Adapted from Barbeau, E. J., Klamkin, M. S., & Moser, W. O. J. (1995). Five hundred mathematical challenges. USA: The Mathematical Association of America.
Consider the following four dice, which have the following numbers on their faces:
- Red : 0, 1, 7, 8, 8, 9
- Blue: 5, 5, 6, 6, 7, 7
- Green: 1, 2, 3, 9, 10, 11
- Black: 3, 4, 4, 5, 11, 12
The dice are used to play the following game for two people. Player 1 chooses a die, then Player 2 chooses a die. Then, each player rolls their die. The player with the highest number showing gets a point. The first player to get 7 points wins the game. If you are Player 1, which die should you choose? If you are Player 2, which die should you choose?

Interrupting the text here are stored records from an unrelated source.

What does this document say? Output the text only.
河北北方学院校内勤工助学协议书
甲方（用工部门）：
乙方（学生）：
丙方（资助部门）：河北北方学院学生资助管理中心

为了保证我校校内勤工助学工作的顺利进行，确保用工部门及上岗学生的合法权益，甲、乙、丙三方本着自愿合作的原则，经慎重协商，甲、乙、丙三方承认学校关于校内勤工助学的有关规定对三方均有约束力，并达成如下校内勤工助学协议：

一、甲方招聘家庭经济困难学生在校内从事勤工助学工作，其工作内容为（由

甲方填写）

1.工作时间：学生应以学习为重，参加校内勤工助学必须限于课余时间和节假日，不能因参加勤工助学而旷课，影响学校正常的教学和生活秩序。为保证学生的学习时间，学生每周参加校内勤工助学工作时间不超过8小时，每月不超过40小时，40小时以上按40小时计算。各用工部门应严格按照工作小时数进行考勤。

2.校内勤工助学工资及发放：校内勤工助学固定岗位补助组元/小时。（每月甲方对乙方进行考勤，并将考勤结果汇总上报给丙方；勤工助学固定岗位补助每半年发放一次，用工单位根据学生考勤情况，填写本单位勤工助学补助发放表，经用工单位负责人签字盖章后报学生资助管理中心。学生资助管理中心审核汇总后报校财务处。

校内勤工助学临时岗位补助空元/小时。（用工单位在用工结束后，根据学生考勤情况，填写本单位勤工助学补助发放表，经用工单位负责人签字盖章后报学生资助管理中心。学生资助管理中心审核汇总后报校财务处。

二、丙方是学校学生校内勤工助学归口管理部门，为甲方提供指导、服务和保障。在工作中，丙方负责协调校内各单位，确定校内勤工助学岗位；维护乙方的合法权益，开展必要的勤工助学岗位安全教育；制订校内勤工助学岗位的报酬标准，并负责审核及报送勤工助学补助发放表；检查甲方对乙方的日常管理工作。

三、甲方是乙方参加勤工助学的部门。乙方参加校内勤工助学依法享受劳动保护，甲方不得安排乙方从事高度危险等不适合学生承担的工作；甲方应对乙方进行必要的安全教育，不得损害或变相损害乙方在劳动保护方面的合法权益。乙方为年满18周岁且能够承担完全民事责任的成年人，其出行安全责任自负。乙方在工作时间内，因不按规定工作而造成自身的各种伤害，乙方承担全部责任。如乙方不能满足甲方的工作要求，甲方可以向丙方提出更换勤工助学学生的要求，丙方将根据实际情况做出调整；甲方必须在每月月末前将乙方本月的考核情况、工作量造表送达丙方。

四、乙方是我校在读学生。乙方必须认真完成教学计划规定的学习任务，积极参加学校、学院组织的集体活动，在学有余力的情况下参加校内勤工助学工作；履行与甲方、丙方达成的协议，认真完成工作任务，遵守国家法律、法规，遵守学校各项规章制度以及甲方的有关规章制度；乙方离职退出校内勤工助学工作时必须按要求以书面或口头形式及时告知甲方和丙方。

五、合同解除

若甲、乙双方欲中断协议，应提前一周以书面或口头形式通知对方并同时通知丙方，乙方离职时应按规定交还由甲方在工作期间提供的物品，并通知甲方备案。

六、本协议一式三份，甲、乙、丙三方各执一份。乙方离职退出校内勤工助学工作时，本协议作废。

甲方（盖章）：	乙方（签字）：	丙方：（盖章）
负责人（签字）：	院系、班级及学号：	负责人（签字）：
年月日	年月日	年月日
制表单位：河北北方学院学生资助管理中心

Adapted from Duelling dice. (n.d.). Retrieved from Mathematics Centre website: http://mathematicscentre.com/taskcentre/046dueld.htm
Two too many dice
Suppose you have a clear, sealed cube containing three smaller, indistinguishable six-sided dice. How can you use this three-in-one die to simulate a single, six-sided die? (Bonus: How can you use the three-in-one die to simulate two six-sided dice?)